Answers to common questions, including the July 1 implementation for pumps
One of the first provisions to take effect of a new law designed to cut prescription drug costs for tens of millions of Medicare enrollees is a $35-a-month cap on out-of-pocket costs for insulin covered by Part D prescription drug plans and Medicare Advantage (MA) plans that include drug coverage.
Here are answers to common questions about this new Medicare benefit:
Q: Does it matter whether I have Type 1 or Type 2 diabetes for me to be eligible for this benefit?
A: No. As long as the insulin your doctor prescribes is covered by the Medicare drug plan you have, you won’t have to pay more than $35 a month for that medicine.
Q: Does it matter which insulin I take?
A: Yes. Not every Medicare plan covers every insulin. If the insulin you have isn’t covered by your Medicare Part D or Medicare Advantage plan, you might want to ask your provider if you can be switched to one that is covered. There are more than 70 insulins on the market, and there are different categories of insulin that you may be prescribed depending on the type of diabetes you have and other health and lifestyle factors.
Q: Does it matter how I take my insulin?
A: Only in terms of when the benefit takes effect. For Medicare enrollees who take their insulin using a vial and syringe or a prefilled pen, which is typically covered under a Part D or an MA plan, the out-of-pocket cap took effect on Jan. 1, 2023.
If you get your insulin via a pump, that is covered under Medicare Part B (which pays for doctor visits and other outpatient services). The copay insulin cap for Part B takes effect on July 1, 2023.
Q: What if I get my insulin via a pump?
A: That is covered under Medicare Part B (which pays for doctor visits and other outpatient services) and the copay insulin cap for Part B takes effect on July 1, 2023. Your insulin copay will be capped at $35 and the Part B deductible will not apply.
Q: What if I have other expenses associated with my diabetes, such as pills or injectables that aren’t insulin and test strips. Does the cap cover those?
A: No. The $35 copay limit only applies to insulin. How much you pay for other medicines and supplies, such as test strips or glucose monitors, depends on what Part D or Medicare Advantage plan you have.

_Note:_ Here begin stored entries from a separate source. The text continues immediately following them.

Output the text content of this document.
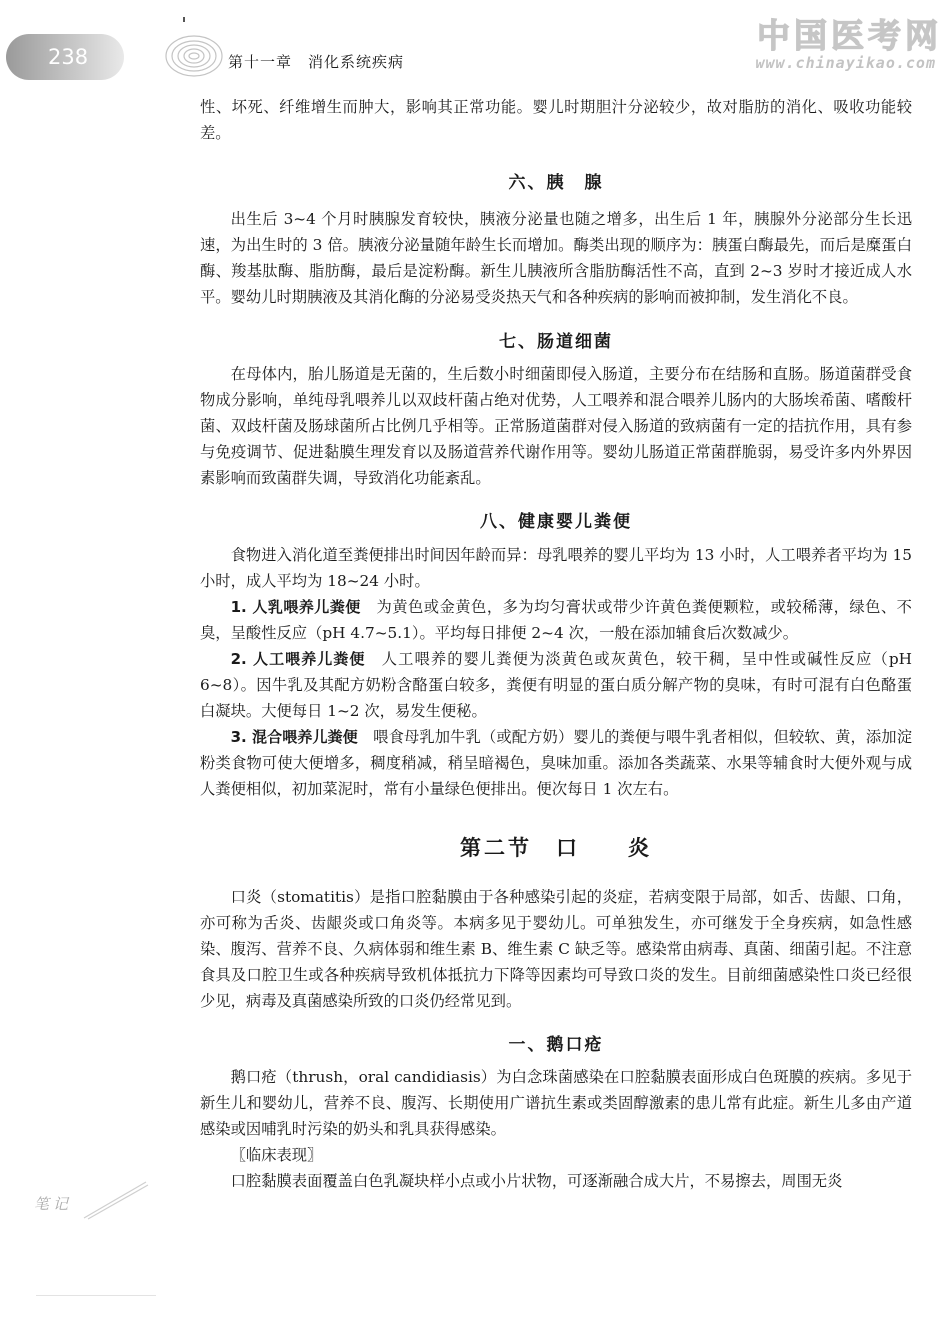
238	第十一章　消化系统疾病
中国医考网
www.chinayikao.com

性、坏死、纤维增生而肿大，影响其正常功能。婴儿时期胆汁分泌较少，故对脂肪的消化、吸收功能较差。

六、胰　腺

出生后 3~4 个月时胰腺发育较快，胰液分泌量也随之增多，出生后 1 年，胰腺外分泌部分生长迅速，为出生时的 3 倍。胰液分泌量随年龄生长而增加。酶类出现的顺序为：胰蛋白酶最先，而后是糜蛋白酶、羧基肽酶、脂肪酶，最后是淀粉酶。新生儿胰液所含脂肪酶活性不高，直到 2~3 岁时才接近成人水平。婴幼儿时期胰液及其消化酶的分泌易受炎热天气和各种疾病的影响而被抑制，发生消化不良。

七、肠道细菌

在母体内，胎儿肠道是无菌的，生后数小时细菌即侵入肠道，主要分布在结肠和直肠。肠道菌群受食物成分影响，单纯母乳喂养儿以双歧杆菌占绝对优势，人工喂养和混合喂养儿肠内的大肠埃希菌、嗜酸杆菌、双歧杆菌及肠球菌所占比例几乎相等。正常肠道菌群对侵入肠道的致病菌有一定的拮抗作用，具有参与免疫调节、促进黏膜生理发育以及肠道营养代谢作用等。婴幼儿肠道正常菌群脆弱，易受许多内外界因素影响而致菌群失调，导致消化功能紊乱。

八、健康婴儿粪便

食物进入消化道至粪便排出时间因年龄而异：母乳喂养的婴儿平均为 13 小时，人工喂养者平均为 15 小时，成人平均为 18~24 小时。

1. 人乳喂养儿粪便　 为黄色或金黄色，多为均匀膏状或带少许黄色粪便颗粒，或较稀薄，绿色、不臭，呈酸性反应（pH 4.7~5.1）。平均每日排便 2~4 次，一般在添加辅食后次数减少。

2. 人工喂养儿粪便　 人工喂养的婴儿粪便为淡黄色或灰黄色，较干稠，呈中性或碱性反应（pH 6~8）。因牛乳及其配方奶粉含酪蛋白较多，粪便有明显的蛋白质分解产物的臭味，有时可混有白色酪蛋白凝块。大便每日 1~2 次，易发生便秘。

3. 混合喂养儿粪便　 喂食母乳加牛乳（或配方奶）婴儿的粪便与喂牛乳者相似，但较软、黄，添加淀粉类食物可使大便增多，稠度稍减，稍呈暗褐色，臭味加重。添加各类蔬菜、水果等辅食时大便外观与成人粪便相似，初加菜泥时，常有小量绿色便排出。便次每日 1 次左右。

第二节　口　　炎

口炎（stomatitis）是指口腔黏膜由于各种感染引起的炎症，若病变限于局部，如舌、齿龈、口角，亦可称为舌炎、齿龈炎或口角炎等。本病多见于婴幼儿。可单独发生，亦可继发于全身疾病，如急性感染、腹泻、营养不良、久病体弱和维生素 B、维生素 C 缺乏等。感染常由病毒、真菌、细菌引起。不注意食具及口腔卫生或各种疾病导致机体抵抗力下降等因素均可导致口炎的发生。目前细菌感染性口炎已经很少见，病毒及真菌感染所致的口炎仍经常见到。

一、鹅口疮

鹅口疮（thrush，oral candidiasis）为白念珠菌感染在口腔黏膜表面形成白色斑膜的疾病。多见于新生儿和婴幼儿，营养不良、腹泻、长期使用广谱抗生素或类固醇激素的患儿常有此症。新生儿多由产道感染或因哺乳时污染的奶头和乳具获得感染。

〖临床表现〗

口腔黏膜表面覆盖白色乳凝块样小点或小片状物，可逐渐融合成大片，不易擦去，周围无炎

笔记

Q: I signed up for drug coverage before learning about this new benefit. Is there anything I can do to change plans in 2023 and get a better deal for all my medicines now that I know about this copay limit?
A: Yes. Because the law creating the cap was signed in August 2022, after premiums and copays for Part D and Medicare Advantage plans were set, the Centers for Medicare & Medicaid Services (CMS) established a Special Enrollment Period so beneficiaries can recheck their prescription plans to see if they can get a better deal. You have until Dec. 31, 2023, to make a change.
Q: How can I get help figuring out if I can get a better deal?
A: Two ways. You can call the Medicare hotline at 800-MEDICARE (800-633-4227). That line is staffed by Medicare representatives seven days a week, 24 hours a day. You can also reach out to the State Health Insurance Assistance Program (SHIP). Each state has one that features SHIP counselors who can walk you through the details of the plan you have and what other plans might be available that can save you money. They will contact the Medicare representatives for you and make the switch.
Q: I already paid my copay for January and February, and it was more than $35. Can I get a refund?
A: Yes, insurers have until March 31 to make sure their systems include the $35 copay cap, so their members are charged the right amount. If you have already paid and were charged more than $35 for qualifying insulin, you should contact your plan. The plans have 30 days to refund you the difference between what you paid and the $35 limit.